According to Article 1229 the penalty may be reduced by the court when both parties agreed
to a penalty that is iniquitous and unconscionable. The Yus filed a case against BPI for recovery
of alleged excessive penalty charges; BPI charged 36% per annum which was 3 times the fixed
rate imposed by the court in cases of State Investment House, attorney’s fees and foreclosure
expenses; the bank did not provide evidence that would justify their claim.

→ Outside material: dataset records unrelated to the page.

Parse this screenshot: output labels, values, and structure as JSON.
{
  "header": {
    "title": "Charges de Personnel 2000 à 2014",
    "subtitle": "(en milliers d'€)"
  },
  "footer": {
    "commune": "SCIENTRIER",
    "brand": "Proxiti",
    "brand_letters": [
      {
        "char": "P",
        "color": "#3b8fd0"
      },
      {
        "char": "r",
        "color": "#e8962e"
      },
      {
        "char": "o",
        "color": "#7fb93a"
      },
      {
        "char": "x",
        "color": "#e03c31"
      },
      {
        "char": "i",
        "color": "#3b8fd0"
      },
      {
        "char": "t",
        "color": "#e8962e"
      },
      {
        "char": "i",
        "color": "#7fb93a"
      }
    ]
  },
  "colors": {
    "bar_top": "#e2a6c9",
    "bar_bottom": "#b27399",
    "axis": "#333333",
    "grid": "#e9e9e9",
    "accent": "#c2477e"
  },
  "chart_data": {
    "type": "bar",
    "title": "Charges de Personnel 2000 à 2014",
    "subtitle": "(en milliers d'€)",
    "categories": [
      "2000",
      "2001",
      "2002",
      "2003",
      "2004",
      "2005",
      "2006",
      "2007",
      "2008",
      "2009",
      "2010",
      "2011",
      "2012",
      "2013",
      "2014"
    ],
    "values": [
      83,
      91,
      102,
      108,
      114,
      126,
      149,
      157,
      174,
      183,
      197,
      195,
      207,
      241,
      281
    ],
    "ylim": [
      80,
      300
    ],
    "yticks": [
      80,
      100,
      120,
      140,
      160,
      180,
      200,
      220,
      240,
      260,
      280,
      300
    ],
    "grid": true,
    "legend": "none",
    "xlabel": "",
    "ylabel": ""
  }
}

The RTC reduced the
rate to 12% per annum, however, the Yus contended that the penalty charges must be voided and
the attorney’s fees must be reduced to 1% for the reason that BPI violated R.A. 3765 or known
as the Truth in Lending Act.

The promissory note signed by the Yus was comprised of a penal clause and considered as a
valid contract, hence, even if BPI failed to disclose the penalty charges they did not violate the
R.A. 3765. Section 4 of the Truth in Lending Act states that the creditor may dispense for a penal
clause provided that the debtor is well informed about the terms and conditions prior to entering
the credit agreement. In spite of this, by reason of iniquitous and unreasonable penalty charges,
the court have the authority to equitably lessen the penalty. Hence, the court denied the petition,
imposing a 12% penalty charge per annum and reduced the attorney’s fee charged by the BPI.